'Why Cezanne's Old Paintings Look Still Fresh in Our Times? 'Cézanne's Pictorial Depth
And it's Interpretation on Contemporary Art'
[Name of Course]
[Name of Tutor]
Date: -- / May / 2011
'Why Cezanne's Old Paintings Look Still Fresh in Our Times? 'Cézanne's Pictorial Depth
And it's Interpretation on Contemporary Art'
Introduction
Paul Cézanne has commonly been regarded as the father of Modern painting and we are living in post-modern times when Modernist's belief is losing its inspirational strength in our contemporary culture.
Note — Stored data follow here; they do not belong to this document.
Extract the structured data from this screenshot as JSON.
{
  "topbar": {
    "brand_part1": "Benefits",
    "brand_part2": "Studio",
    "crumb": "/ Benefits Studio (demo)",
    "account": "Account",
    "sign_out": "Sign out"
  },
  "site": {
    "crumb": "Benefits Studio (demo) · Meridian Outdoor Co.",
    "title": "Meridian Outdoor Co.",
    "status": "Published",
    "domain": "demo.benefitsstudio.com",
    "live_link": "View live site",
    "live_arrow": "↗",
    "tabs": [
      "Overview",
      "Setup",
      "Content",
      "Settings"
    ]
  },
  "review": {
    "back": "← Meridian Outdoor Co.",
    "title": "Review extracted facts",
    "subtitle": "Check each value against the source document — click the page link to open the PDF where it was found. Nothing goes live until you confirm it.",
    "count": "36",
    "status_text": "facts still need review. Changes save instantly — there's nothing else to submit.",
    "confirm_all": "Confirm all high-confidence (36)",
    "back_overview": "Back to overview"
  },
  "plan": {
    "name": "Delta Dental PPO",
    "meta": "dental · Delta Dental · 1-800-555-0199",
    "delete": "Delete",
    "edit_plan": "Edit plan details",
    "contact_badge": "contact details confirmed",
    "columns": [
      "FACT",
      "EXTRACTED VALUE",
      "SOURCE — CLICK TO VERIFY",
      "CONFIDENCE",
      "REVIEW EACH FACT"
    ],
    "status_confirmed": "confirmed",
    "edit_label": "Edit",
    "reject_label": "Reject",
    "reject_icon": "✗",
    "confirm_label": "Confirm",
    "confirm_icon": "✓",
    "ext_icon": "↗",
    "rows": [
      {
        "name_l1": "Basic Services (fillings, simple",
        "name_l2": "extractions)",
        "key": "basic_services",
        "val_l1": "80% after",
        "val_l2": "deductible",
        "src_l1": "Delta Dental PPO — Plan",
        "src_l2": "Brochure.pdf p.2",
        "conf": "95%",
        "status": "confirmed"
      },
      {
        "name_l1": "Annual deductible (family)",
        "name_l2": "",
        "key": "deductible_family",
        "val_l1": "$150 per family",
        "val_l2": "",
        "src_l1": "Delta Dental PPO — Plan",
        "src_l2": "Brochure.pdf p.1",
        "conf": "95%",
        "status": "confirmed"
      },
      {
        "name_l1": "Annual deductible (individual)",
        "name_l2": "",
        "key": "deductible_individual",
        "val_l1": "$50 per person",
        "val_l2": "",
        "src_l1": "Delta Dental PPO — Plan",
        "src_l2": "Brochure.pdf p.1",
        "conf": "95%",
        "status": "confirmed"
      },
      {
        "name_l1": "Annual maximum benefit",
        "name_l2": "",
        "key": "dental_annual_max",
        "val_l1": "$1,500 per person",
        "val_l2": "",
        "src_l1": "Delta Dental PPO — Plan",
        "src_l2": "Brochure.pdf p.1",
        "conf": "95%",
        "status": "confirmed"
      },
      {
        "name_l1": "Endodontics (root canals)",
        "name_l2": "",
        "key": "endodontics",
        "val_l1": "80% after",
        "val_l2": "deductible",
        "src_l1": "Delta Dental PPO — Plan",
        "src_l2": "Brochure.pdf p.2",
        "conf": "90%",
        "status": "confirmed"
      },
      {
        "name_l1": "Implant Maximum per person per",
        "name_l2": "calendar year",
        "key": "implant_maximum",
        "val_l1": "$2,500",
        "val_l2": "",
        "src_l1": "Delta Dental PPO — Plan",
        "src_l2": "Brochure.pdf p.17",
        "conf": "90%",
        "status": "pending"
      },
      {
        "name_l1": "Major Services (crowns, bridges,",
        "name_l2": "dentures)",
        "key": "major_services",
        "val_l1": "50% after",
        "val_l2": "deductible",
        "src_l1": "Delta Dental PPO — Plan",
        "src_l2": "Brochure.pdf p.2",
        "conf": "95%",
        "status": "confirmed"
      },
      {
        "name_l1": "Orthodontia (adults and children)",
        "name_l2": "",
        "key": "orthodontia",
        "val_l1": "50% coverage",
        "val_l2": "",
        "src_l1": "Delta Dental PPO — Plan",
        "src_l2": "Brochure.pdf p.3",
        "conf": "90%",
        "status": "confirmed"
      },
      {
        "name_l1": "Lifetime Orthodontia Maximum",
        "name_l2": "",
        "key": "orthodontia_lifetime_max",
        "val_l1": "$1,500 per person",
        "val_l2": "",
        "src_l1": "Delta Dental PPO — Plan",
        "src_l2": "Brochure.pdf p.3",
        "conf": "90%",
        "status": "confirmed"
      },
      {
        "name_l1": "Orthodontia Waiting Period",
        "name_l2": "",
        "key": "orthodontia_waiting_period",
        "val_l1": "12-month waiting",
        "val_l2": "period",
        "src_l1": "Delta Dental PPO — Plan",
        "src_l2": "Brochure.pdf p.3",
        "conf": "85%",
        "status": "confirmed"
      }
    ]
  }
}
Then, however, why art objects of Cézanne do still look astonishingly 'fresh' even in our times? Deciphering this enigma in Cézanne visual image would be the most pleasurable navigation to find out 'our way of seeing' and to closely touch our contemporary world.
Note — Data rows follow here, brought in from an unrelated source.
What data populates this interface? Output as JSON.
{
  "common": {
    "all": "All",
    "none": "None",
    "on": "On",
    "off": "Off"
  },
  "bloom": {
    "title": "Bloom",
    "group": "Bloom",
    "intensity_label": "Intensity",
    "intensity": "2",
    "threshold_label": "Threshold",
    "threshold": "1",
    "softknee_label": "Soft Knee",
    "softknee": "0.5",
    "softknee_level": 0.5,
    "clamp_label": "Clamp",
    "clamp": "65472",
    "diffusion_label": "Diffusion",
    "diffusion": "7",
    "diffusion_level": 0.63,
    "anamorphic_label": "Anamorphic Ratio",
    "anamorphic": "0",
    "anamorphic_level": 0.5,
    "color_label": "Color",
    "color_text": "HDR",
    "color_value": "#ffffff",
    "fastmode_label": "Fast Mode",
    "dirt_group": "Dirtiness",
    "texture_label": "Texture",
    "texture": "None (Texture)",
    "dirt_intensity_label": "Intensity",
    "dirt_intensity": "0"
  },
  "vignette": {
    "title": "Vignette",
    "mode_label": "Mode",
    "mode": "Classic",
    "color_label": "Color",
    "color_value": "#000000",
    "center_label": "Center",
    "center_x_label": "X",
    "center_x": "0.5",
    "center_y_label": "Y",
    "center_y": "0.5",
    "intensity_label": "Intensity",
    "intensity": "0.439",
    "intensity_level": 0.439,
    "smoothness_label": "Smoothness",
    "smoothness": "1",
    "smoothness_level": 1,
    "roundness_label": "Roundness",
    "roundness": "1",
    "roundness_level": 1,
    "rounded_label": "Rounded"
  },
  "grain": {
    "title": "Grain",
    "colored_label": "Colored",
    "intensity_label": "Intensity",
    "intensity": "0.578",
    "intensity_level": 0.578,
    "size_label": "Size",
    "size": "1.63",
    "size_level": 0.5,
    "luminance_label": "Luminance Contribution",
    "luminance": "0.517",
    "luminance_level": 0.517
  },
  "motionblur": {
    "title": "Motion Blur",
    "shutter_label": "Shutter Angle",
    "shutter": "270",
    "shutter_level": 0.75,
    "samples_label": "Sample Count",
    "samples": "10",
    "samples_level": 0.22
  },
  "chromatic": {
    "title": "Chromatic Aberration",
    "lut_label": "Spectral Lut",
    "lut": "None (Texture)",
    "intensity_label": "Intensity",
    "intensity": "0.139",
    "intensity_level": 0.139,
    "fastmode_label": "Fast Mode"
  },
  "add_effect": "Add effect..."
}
In this essay, on the first step, Cezanne's unique perspective will be investigated with the help of key thinkers: Maurice Mealeau-Ponti, J.J. Gibson and Richard Shiff. Then, Cézanne's pictorial depth will be analyzed as an essential precursor of post-modern perspective with his two representational artworks. To begin with, Cezanne's concept of 'engagement' in The Montagne Sainte-Victoire with Large Pine (1834) will be discussed with Jeffrey Shaw's interactive artwork, The Cave (1977). Then, the idea of 'uncertainty' in Cezanne's Still Life with Plaster Cupid (1895) will be bridged to Gerhard Richter's photo-painting series, Woman with Umbrella" (1964) and Apples(1984).
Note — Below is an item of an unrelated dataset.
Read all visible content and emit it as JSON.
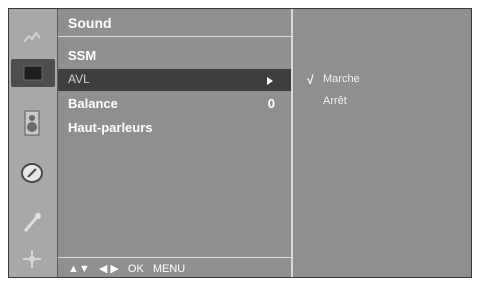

Body 1: Maurice Merlay-Ponty's body-subjectivism
What is the difference between seeing and experiencing? The answer should be started from the issue of the body. According to Merleau Ponti's phenomenology, 'the body' is not just the physical object in the world that is controlled by 'the mind' that has been believed as the essence of human being on the tradition of Western philosophy. On the contrary to the dominant tradition of Subjectivism that human subject is not in the body but in the mind, M. Merleau Ponti argues that body is indeed 'the center' of being alive as human being and refers it to 'Body-subjectivism'.
Rene Descartes clearly defined the core idea of subjectivism. According to Cartesian view, mind is distinct from body and world and is an area of its own. In this sense, 'the world is as I see it'. Human's perception does not represent the world because the world is an expression of human's subjectivity. In other words, the working and laws of the subjectivity structure how I see the world; the world does not impact on my perception of it. The direction is absolutely from inside human's mind to the outside world.
Immanuel Kant further proposed that subjectivity cannot know the world because the world and the human mind are disparate realms. Subjectivity has its own intrinsic principles, such as ethical rules, that determine one's perception of the world. In this sense, the prevailing outlook of the world can be changed according to our way of 'interpreting' by the mind. And to withdraw our attention from the object of thoughts to thought itself and further on to the self-as-subject is to penetrate the centre of the nature of our experience.